I built something similar for watering chickens. In their case I used drinker cups fed from a reservoir of water about 3 feet higher than the cups. I needed some automatic method of maintaining the reservoir filled. Sounds a lot like the tank on a toilet, doesn't it..? (photo: www.dhgate.com)

So I built a miniature replica of a toilet tank from a pantry food storage container just large enough to hold a toilet float valve! (photos: www.homedepot.com, www.rubbermaid.com)


Drill a hole in the bottom of the storage container; install the float valve. Use normal plumbing parts to supply the float valve: a riser tube or hookup hose, a shutoff valve, etc. In my case I drilled another hole in the storage container and installed a bulkhead fitting to create the port for drawing water down to the drinker cups.
I don't know whether a tortoise can be trained or is physically capable to activate a drinker cup or not -- chickens just figure it out on their own. You're absolutely right that you could set the reservoir so that its height and the heights of the bowls match, then connect them with tubing below the water line.
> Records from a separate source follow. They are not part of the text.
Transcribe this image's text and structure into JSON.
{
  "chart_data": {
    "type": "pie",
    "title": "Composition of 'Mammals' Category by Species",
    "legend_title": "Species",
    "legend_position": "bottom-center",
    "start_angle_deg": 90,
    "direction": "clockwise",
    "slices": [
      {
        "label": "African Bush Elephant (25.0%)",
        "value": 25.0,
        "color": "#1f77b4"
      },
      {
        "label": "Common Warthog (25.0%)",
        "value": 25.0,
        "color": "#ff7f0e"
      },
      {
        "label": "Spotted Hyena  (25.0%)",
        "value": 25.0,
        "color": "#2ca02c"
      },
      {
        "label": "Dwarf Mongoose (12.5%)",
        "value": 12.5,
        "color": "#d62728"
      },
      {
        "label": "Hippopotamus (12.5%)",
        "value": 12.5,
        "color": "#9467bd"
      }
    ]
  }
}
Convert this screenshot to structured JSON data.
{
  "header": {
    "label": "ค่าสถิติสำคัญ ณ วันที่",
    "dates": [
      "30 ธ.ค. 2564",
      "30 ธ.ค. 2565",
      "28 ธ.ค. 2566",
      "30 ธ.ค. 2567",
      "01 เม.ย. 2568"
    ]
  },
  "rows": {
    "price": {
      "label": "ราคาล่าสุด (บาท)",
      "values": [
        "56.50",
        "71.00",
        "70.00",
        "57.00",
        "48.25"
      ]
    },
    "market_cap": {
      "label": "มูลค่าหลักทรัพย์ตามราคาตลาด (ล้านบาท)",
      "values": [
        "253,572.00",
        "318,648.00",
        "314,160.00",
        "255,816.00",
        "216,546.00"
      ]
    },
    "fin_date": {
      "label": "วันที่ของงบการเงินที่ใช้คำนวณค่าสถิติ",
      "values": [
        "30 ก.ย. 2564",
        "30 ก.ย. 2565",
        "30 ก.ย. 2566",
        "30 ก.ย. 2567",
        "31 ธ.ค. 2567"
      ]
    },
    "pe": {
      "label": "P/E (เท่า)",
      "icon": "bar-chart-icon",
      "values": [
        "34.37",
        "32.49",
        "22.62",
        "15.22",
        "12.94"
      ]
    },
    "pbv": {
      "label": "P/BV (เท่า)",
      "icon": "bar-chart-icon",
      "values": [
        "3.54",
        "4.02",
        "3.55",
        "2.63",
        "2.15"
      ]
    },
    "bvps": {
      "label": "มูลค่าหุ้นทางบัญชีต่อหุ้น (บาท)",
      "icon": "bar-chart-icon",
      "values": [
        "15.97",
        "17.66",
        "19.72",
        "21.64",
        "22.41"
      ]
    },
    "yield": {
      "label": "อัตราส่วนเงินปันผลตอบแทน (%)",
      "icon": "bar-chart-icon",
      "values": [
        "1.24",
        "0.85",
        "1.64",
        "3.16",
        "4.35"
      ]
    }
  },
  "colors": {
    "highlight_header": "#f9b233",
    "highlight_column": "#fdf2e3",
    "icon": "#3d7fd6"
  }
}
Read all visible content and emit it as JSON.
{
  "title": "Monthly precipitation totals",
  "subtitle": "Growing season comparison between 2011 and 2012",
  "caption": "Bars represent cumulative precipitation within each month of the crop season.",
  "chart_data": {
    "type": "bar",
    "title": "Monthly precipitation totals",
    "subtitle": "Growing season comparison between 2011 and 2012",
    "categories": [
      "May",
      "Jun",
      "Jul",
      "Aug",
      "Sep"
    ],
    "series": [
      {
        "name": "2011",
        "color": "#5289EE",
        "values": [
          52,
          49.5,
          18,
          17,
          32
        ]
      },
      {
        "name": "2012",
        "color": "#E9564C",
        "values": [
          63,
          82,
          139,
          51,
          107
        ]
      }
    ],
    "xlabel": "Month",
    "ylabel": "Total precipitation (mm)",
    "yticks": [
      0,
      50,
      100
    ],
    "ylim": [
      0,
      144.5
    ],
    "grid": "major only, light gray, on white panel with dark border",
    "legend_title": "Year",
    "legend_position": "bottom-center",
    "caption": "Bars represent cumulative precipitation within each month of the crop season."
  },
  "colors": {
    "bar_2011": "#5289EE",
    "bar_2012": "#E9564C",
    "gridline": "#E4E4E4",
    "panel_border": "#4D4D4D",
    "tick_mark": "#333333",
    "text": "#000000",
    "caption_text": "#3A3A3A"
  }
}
In a comment you mentioned a one-way ("check") valve. Perhaps you can build one from a chicken drinker valve with a fishing float glued to it, and possibly some fishing weights too. Set it so that the weights make the drinker valve sink, allowing water flow until the buoyancy of the float on the rising water counteracts the weights and closes the valve. Put a stopper above the float -- otherwise if the bowl overfills the float will rise too much, opening the valve, and causing endless overflow!